The committee questioned DH and NHS England officials about the latest GP survey results, poor GP retention and unfilled training places as part of its inquiry into access to general practice in England..

Asked why patient satisfaction with access to general practice is declining, as shown by consecutive results from the GP Patient Survey, Dame Una said: ’I think there are a number of reasons, one of which is the pressures that GPs are under.’

She said ‘a range of different things’ had caused that situation, including rising patient expectations and changes to the morbidity of the population, particularly the rising numbers of elderly people with multiple complex condition.’

However Dame Una said that the DH was ’absolutely determined to support GPs in reducing the pressures they are under, and we do indeed want to make it an attractive and valued job’.

She described a ‘four-pronged’ approach that the DH is taking as investment; focus on workforce; abatement of the workload; and supporting innovation, with the Prime Minister’s Challenge Fund raised as a specific example.

She added: ’There should not be any doubt about the very high value that we place on GPs as individuals, and on general practice.’

The officials also came under pressure over poor GP recruitment and retention, with suggestions of an interview of all new GP trainee recruits on what swayed them to choose general practice.
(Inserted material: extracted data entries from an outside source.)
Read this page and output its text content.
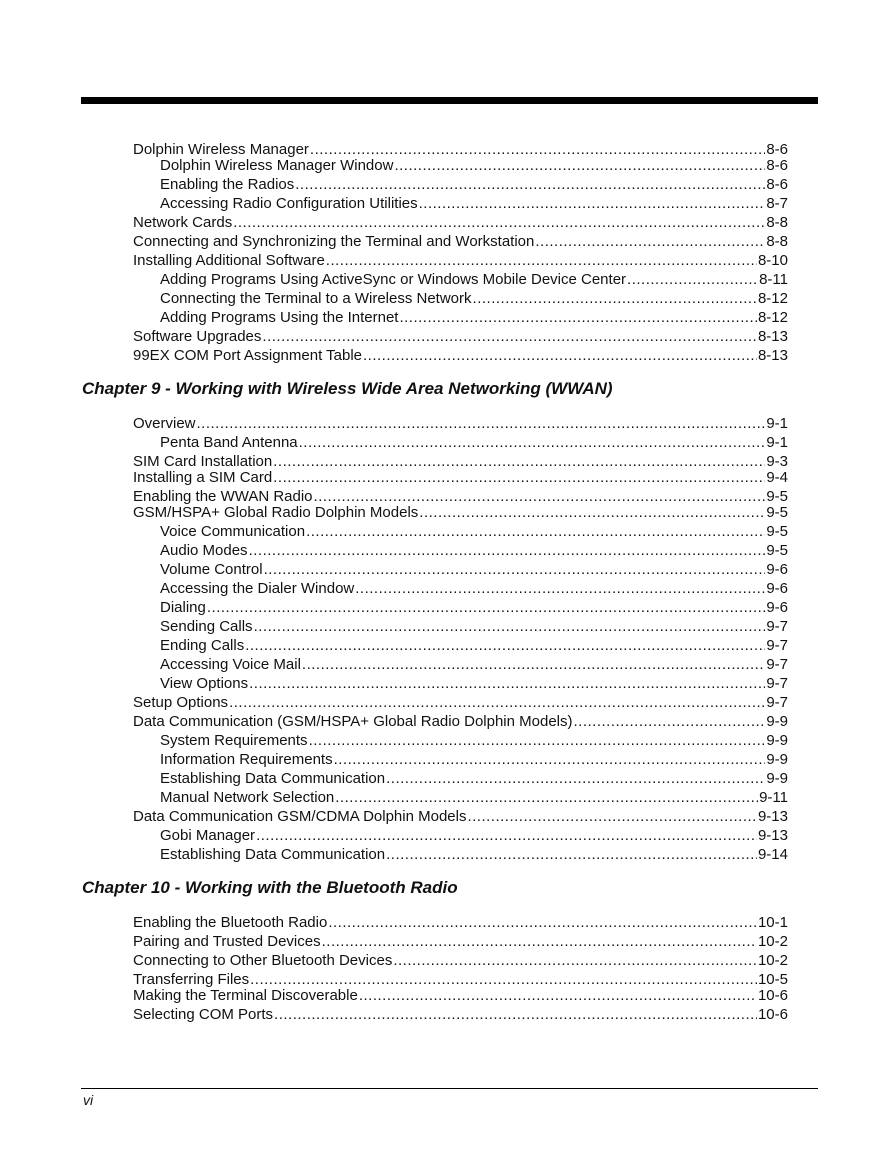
Dolphin Wireless Manager .....	8-6
Dolphin Wireless Manager Window .....	8-6
Enabling the Radios .....	8-6
Accessing Radio Configuration Utilities .....	8-7
Network Cards .....	8-8
Connecting and Synchronizing the Terminal and Workstation .....	8-8
Installing Additional Software .....	8-10
Adding Programs Using ActiveSync or Windows Mobile Device Center .....	8-11
Connecting the Terminal to a Wireless Network .....	8-12
Adding Programs Using the Internet .....	8-12
Software Upgrades .....	8-13
99EX COM Port Assignment Table .....	8-13
Chapter 9 - Working with Wireless Wide Area Networking (WWAN)
Overview .....	9-1
Penta Band Antenna .....	9-1
SIM Card Installation .....	9-3
Installing a SIM Card .....	9-4
Enabling the WWAN Radio .....	9-5
GSM/HSPA+ Global Radio Dolphin Models .....	9-5
Voice Communication .....	9-5
Audio Modes .....	9-5
Volume Control .....	9-6
Accessing the Dialer Window .....	9-6
Dialing .....	9-6
Sending Calls .....	9-7
Ending Calls .....	9-7
Accessing Voice Mail .....	9-7
View Options .....	9-7
Setup Options .....	9-7
Data Communication (GSM/HSPA+ Global Radio Dolphin Models) .....	9-9
System Requirements .....	9-9
Information Requirements .....	9-9
Establishing Data Communication .....	9-9
Manual Network Selection .....	9-11
Data Communication GSM/CDMA Dolphin Models .....	9-13
Gobi Manager .....	9-13
Establishing Data Communication .....	9-14
Chapter 10 - Working with the Bluetooth Radio
Enabling the Bluetooth Radio .....	10-1
Pairing and Trusted Devices .....	10-2
Connecting to Other Bluetooth Devices .....	10-2
Transferring Files .....	10-5
Making the Terminal Discoverable .....	10-6
Selecting COM Ports .....	10-6
vi
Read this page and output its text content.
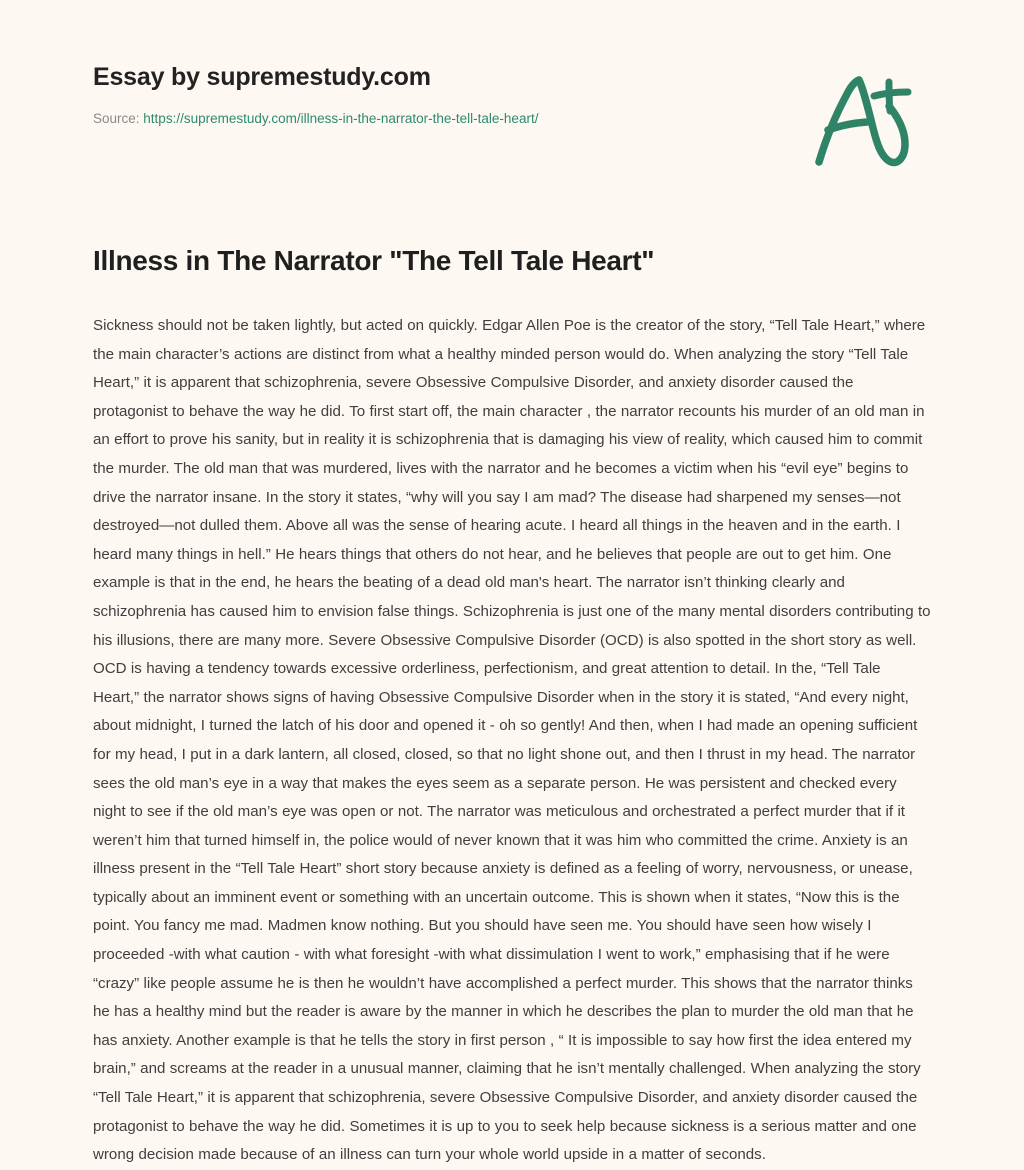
Essay by supremestudy.com
Source: https://supremestudy.com/illness-in-the-narrator-the-tell-tale-heart/
Illness in The Narrator "The Tell Tale Heart"

Sickness should not be taken lightly, but acted on quickly. Edgar Allen Poe is the creator of the story, “Tell Tale Heart,” where the main character’s actions are distinct from what a healthy minded person would do. When analyzing the story “Tell Tale Heart,” it is apparent that schizophrenia, severe Obsessive Compulsive Disorder, and anxiety disorder caused the protagonist to behave the way he did. To first start off, the main character , the narrator recounts his murder of an old man in an effort to prove his sanity, but in reality it is schizophrenia that is damaging his view of reality, which caused him to commit the murder. The old man that was murdered, lives with the narrator and he becomes a victim when his “evil eye” begins to drive the narrator insane. In the story it states, “why will you say I am mad? The disease had sharpened my senses—not destroyed—not dulled them. Above all was the sense of hearing acute. I heard all things in the heaven and in the earth. I heard many things in hell.” He hears things that others do not hear, and he believes that people are out to get him. One example is that in the end, he hears the beating of a dead old man's heart. The narrator isn’t thinking clearly and schizophrenia has caused him to envision false things. Schizophrenia is just one of the many mental disorders contributing to his illusions, there are many more. Severe Obsessive Compulsive Disorder (OCD) is also spotted in the short story as well. OCD is having a tendency towards excessive orderliness, perfectionism, and great attention to detail. In the, “Tell Tale Heart,” the narrator shows signs of having Obsessive Compulsive Disorder when in the story it is stated, “And every night, about midnight, I turned the latch of his door and opened it - oh so gently! And then, when I had made an opening sufficient for my head, I put in a dark lantern, all closed, closed, so that no light shone out, and then I thrust in my head. The narrator sees the old man’s eye in a way that makes the eyes seem as a separate person. He was persistent and checked every night to see if the old man’s eye was open or not. The narrator was meticulous and orchestrated a perfect murder that if it weren’t him that turned himself in, the police would of never known that it was him who committed the crime. Anxiety is an illness present in the “Tell Tale Heart” short story because anxiety is defined as a feeling of worry, nervousness, or unease, typically about an imminent event or something with an uncertain outcome. This is shown when it states, “Now this is the point. You fancy me mad. Madmen know nothing. But you should have seen me. You should have seen how wisely I proceeded -with what caution - with what foresight -with what dissimulation I went to work,” emphasising that if he were “crazy” like people assume he is then he wouldn’t have accomplished a perfect murder. This shows that the narrator thinks he has a healthy mind but the reader is aware by the manner in which he describes the plan to murder the old man that he has anxiety. Another example is that he tells the story in first person , “ It is impossible to say how first the idea entered my brain,” and screams at the reader in a unusual manner, claiming that he isn’t mentally challenged. When analyzing the story “Tell Tale Heart,” it is apparent that schizophrenia, severe Obsessive Compulsive Disorder, and anxiety disorder caused the protagonist to behave the way he did. Sometimes it is up to you to seek help because sickness is a serious matter and one wrong decision made because of an illness can turn your whole world upside in a matter of seconds.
Conservative MP David Mowat said that the NHS was ’getting rid of half of’ new GPs ‘within ten years’.

NHS chief executive Simon Stevens said that ‘the whole of the NHS’ was accountable for this situation.

But Mr Mowat replied: ’That level of failure to retain people in most private sector organisations would cause a huge level of concern… There is a hemorrhaging of talent here which is of concern to the country and I think should be of concern to you and your colleagues.’